Makhlouf a dit c’est 1000 euros le rendez-vous, 5000 euros les faux témoins, 10 000 euros l’attestation communale une fois délivrée.
L’Attestation communale : le plus précieux document de la R.A.D.P20. Il atteste de la participation du concerné aux pages glorieuses de la Guerre d’Indépendance. Indispensable dans les campagnes électorales pour tous les candidats qui étaient en âge de faire chier la France en 1954.

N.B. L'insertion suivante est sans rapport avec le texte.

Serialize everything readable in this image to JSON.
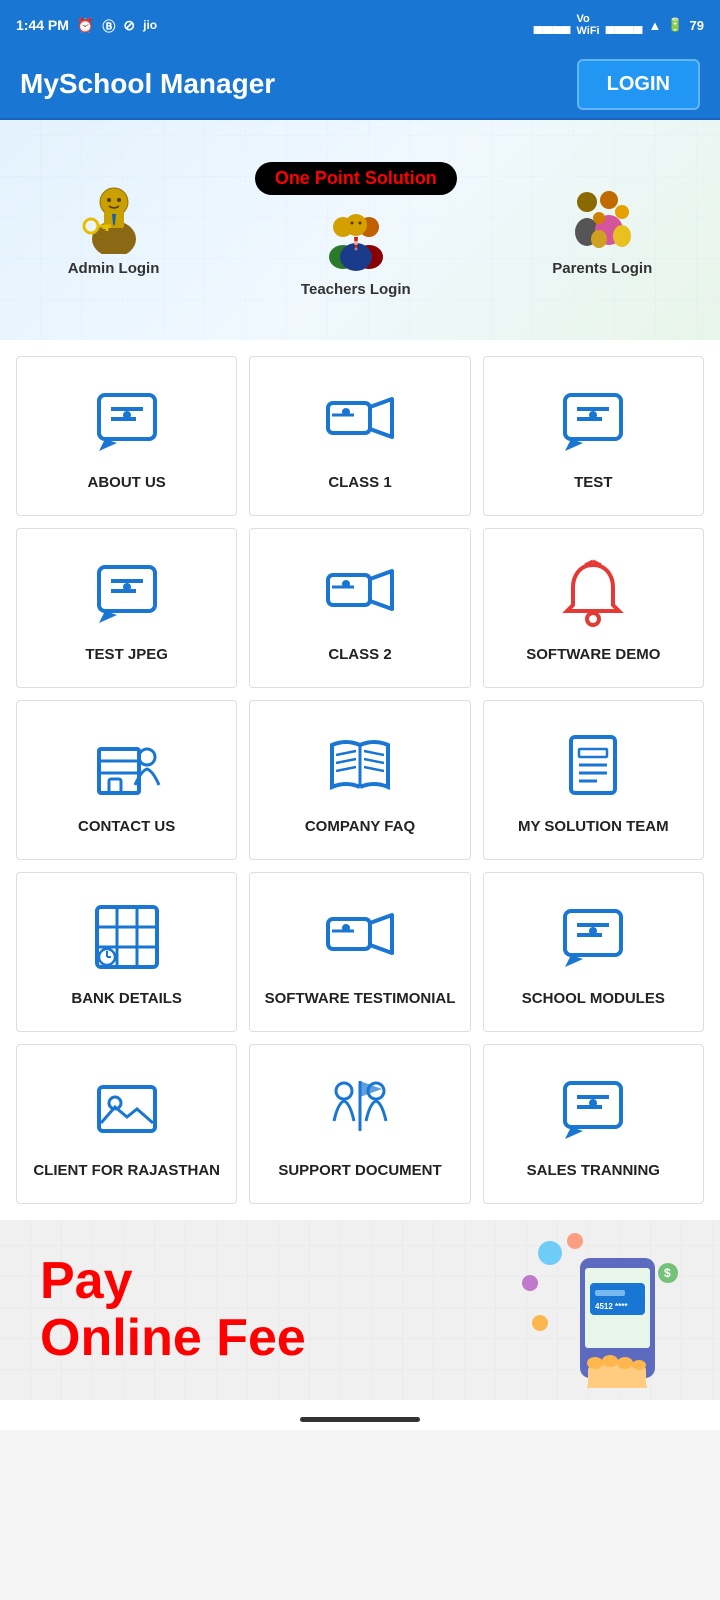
{
  "statusBar": {
    "time": "1:44 PM",
    "battery": "79"
  },
  "appBar": {
    "title": "MySchool Manager",
    "loginLabel": "LOGIN"
  },
  "banner": {
    "tagline": "One Point Solution",
    "adminLabel": "Admin Login",
    "teachersLabel": "Teachers Login",
    "parentsLabel": "Parents Login"
  },
  "gridItems": [
    {
      "id": "about-us",
      "label": "ABOUT US",
      "icon": "info-chat"
    },
    {
      "id": "class-1",
      "label": "CLASS 1",
      "icon": "video-camera"
    },
    {
      "id": "test",
      "label": "TEST",
      "icon": "info-chat"
    },
    {
      "id": "test-jpeg",
      "label": "TEST JPEG",
      "icon": "info-chat"
    },
    {
      "id": "class-2",
      "label": "CLASS 2",
      "icon": "video-camera"
    },
    {
      "id": "software-demo",
      "label": "SOFTWARE DEMO",
      "icon": "bell"
    },
    {
      "id": "contact-us",
      "label": "CONTACT US",
      "icon": "building-person"
    },
    {
      "id": "company-faq",
      "label": "COMPANY FAQ",
      "icon": "open-book"
    },
    {
      "id": "my-solution-team",
      "label": "MY SOLUTION TEAM",
      "icon": "document-list"
    },
    {
      "id": "bank-details",
      "label": "BANK DETAILS",
      "icon": "grid-clock"
    },
    {
      "id": "software-testimonial",
      "label": "SOFTWARE TESTIMONIAL",
      "icon": "video-camera"
    },
    {
      "id": "school-modules",
      "label": "SCHOOL MODULES",
      "icon": "info-chat"
    },
    {
      "id": "client-rajasthan",
      "label": "CLIENT FOR RAJASTHAN",
      "icon": "image-frame"
    },
    {
      "id": "support-document",
      "label": "SUPPORT DOCUMENT",
      "icon": "people-flag"
    },
    {
      "id": "sales-tranning",
      "label": "SALES TRANNING",
      "icon": "info-chat"
    }
  ],
  "footerBanner": {
    "line1": "Pay",
    "line2": "Online Fee"
  }
}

- Asseyez-vous, mademoiselle. Un café ou un thé ?
- Juste un verre d’eau s’il vous plait. Je peux fumer ?
- Je vous en prie.
Samir lui donna l’eau et le feu. Sabrina fit déchaîner en lui tous les éléments. Samir est d’Ifri Ouzellaguène. Un village perché sur la vallée de la Soummam qui avait réuni les déclencheurs du Congrès de même nom sous la férule d’un certain Abane, chef politique étranglé dans un hangar désaffecté à Tétouan le 27 décembre 1957. Le frère de Samir avait été tué dans les « Evènements de Kabylie », comprendre ceux du « Printemps Noir » (18 avril 2001- 12 juin 2003).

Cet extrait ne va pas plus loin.